Mercer loved Irish music. He remembered hearing pipers John Egan and Patsy Touhey as they came through his hometown of Doylestown, PA as part of a touring show. “I was astonished and immensely delighted not only at the amazing skill of the performer[s] but at the perfectly delightful and then to me new and unique field of folk music which [they] introduced to me.” He especially loved a “thoroughly exhilarating and remarkable reel called ‘the Boyne Hunt’ which has been running through my head as a sort of refreshing and curative elixir ever since.” 

Learning that John Egan’s pipes had come from the workshop of the Taylor brothers, in Philadelphia, Mercer visited them multiple times, to hear the music and watch the process of pipe making. He eventually acquired a set of Taylor pipes and tools for his museum.  

When he discovered O’Neill’s books in 1920 he told O’Neill “I feel impelled, as an old lover of Irish Reels and Jigs to try to thank you however inadequately, for the great pleasure which the books are giving me and for the very valuable and remarkable contribution which it seems you have made, not the musical history of Ireland but to folklore in general.” 

The two men engaged in an extensive correspondence about Irish and American music, and particularly about tunes, like “the Arkansas Traveler,” that seemed to have both an Irish and an American flavor. Mercer encouraged O’Neill to see Irish music not just as Irish, but as part of a larger field of pre-industrial folk music and culture.   

Mercer died in 1930 at Fonthill, the home he had built for himself out of reinforced concrete about a mile from his museum. The museum, Fonthill and the Mercer tileworks are today run by the Bucks County Historical Society and open to the public. Mercer tiles are still being made and available for sale. 

[Biography by Michael O'Malley] 
[Dedication page scan from Richard Piggott and also courtesy of the Mercer Museum]

Bibliography:
Mercer Museum
Mercer's Moravian Pottery Tileworks
Cleota Reed, Henry Chapman Mercer and the Moravian Pottery and Tile Works (Philadelphia 1996) 

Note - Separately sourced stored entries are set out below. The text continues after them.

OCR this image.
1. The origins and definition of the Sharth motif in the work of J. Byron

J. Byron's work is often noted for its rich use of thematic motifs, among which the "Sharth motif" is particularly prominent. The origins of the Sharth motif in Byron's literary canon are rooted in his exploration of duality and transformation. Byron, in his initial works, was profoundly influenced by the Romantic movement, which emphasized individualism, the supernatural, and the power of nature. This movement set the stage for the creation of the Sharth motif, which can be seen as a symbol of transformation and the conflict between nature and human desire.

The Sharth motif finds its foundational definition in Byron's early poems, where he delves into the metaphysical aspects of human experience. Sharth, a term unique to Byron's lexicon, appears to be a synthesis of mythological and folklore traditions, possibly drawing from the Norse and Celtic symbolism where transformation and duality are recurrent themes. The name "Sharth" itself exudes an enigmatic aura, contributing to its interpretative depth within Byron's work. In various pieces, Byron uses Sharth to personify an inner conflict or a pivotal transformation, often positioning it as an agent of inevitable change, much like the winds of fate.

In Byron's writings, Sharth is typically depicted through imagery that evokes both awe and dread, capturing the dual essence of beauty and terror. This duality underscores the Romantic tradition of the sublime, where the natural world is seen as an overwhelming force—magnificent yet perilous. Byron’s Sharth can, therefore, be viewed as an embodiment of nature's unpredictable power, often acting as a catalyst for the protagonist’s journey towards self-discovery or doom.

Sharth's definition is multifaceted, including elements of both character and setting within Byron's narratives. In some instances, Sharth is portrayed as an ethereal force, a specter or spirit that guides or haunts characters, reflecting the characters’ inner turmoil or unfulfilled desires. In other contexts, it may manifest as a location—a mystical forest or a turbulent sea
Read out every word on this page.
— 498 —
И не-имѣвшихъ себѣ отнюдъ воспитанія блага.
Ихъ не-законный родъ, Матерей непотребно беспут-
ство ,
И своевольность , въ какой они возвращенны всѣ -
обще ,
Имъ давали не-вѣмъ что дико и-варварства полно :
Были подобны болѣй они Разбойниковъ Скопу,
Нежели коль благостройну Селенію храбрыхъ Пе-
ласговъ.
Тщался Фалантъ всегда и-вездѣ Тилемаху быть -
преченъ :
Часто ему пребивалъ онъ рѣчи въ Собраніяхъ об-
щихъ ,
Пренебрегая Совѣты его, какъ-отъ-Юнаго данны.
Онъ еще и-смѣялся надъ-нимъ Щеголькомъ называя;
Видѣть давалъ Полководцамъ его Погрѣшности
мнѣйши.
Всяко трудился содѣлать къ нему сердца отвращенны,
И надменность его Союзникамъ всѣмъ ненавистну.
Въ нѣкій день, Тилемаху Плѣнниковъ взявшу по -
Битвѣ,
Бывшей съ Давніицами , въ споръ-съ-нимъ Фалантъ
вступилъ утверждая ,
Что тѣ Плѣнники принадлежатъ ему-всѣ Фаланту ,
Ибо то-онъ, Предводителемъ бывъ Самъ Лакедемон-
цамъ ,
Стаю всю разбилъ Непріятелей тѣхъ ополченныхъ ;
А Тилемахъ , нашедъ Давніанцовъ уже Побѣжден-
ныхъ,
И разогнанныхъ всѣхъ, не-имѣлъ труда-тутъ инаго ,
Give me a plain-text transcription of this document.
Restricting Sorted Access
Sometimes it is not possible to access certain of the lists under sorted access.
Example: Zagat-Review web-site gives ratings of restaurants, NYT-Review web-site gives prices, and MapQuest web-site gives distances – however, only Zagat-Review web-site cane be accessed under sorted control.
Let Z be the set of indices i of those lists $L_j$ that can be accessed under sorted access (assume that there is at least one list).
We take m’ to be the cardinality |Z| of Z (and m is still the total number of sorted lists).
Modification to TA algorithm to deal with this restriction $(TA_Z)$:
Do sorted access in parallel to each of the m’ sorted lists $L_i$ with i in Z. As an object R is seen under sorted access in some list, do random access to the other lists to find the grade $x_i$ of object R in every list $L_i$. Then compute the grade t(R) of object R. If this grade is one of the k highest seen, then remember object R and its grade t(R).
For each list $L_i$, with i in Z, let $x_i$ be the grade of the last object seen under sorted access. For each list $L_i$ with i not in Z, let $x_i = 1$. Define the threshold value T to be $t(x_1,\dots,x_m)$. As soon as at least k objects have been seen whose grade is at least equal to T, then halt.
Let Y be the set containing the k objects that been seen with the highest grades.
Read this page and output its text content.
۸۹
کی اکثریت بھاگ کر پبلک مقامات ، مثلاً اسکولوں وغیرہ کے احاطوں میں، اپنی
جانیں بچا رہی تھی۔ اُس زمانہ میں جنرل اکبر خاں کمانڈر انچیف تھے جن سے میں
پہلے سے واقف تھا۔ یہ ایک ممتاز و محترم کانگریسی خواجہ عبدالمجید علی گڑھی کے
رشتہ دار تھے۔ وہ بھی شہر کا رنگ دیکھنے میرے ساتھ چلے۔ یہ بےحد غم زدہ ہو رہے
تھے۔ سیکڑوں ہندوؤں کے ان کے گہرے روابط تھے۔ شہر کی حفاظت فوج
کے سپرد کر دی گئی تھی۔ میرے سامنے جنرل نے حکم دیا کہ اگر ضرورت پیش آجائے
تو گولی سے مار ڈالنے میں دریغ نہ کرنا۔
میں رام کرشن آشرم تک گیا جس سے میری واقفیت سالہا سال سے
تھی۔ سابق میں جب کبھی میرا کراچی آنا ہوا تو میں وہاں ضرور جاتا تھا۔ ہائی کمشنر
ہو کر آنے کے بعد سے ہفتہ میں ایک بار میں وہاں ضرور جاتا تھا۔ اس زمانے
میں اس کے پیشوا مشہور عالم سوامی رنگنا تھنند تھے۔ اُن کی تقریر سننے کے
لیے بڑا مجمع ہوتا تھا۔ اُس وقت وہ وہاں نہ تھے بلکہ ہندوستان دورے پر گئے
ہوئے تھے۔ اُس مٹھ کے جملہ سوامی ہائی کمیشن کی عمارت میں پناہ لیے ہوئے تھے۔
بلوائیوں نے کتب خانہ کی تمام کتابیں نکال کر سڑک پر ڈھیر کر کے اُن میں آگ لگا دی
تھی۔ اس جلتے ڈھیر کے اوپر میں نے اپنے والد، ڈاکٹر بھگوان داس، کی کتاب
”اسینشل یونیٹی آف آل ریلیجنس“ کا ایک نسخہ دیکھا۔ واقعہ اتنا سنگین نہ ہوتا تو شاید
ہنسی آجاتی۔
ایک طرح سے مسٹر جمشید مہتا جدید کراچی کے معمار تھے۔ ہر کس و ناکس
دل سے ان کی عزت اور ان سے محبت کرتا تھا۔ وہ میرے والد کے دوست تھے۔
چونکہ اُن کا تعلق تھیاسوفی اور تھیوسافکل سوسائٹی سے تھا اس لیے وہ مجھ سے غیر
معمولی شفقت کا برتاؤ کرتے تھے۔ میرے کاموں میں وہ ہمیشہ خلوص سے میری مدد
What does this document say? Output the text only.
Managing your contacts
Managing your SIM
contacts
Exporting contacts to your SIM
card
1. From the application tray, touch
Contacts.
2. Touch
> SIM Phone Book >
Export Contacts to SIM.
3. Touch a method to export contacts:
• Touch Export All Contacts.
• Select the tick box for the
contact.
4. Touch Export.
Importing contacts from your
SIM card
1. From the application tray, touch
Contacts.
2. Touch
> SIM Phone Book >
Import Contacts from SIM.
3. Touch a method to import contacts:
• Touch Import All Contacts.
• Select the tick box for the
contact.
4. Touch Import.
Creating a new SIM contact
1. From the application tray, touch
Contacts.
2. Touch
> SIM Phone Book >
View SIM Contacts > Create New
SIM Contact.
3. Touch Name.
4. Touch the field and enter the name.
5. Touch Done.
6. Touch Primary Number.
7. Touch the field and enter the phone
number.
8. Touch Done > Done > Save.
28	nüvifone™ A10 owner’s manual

Provenance: Henry Mercer Library
From Richie Piggott, "My research into Chicago Musicians brought me to Fonthill Castle, Doylestown, PA, the home of Henry Mercer. This book is in the library of his home."  

Thanks to Melissa Jay, Mercer Museum/Bucks County Historical Society, 84 South Pine Street, Doylestown, PA 18901

The book was sent to Henry Mercer as thanks for collaboration on Waifs and Strays. Mercer was an eccentric and remarkable historian, anthropologist and collector of American preindustrial culture. His museum in Bucks County, Pennsylvania houses his vast collection including a set of Uilleann pipes made by the Taylor brothers. Mercer was a great lover of Irish dance music and was delighted to discover O'Neill's work. They corresponded extensively about the origins of Irish and American tunes. O'Neill addressed him as 'Dear Kindred Soul.' The letters between Mercer and O'Neill, also housed at the Mercer Museum, are the only surviving example of letters to and from O'Neill.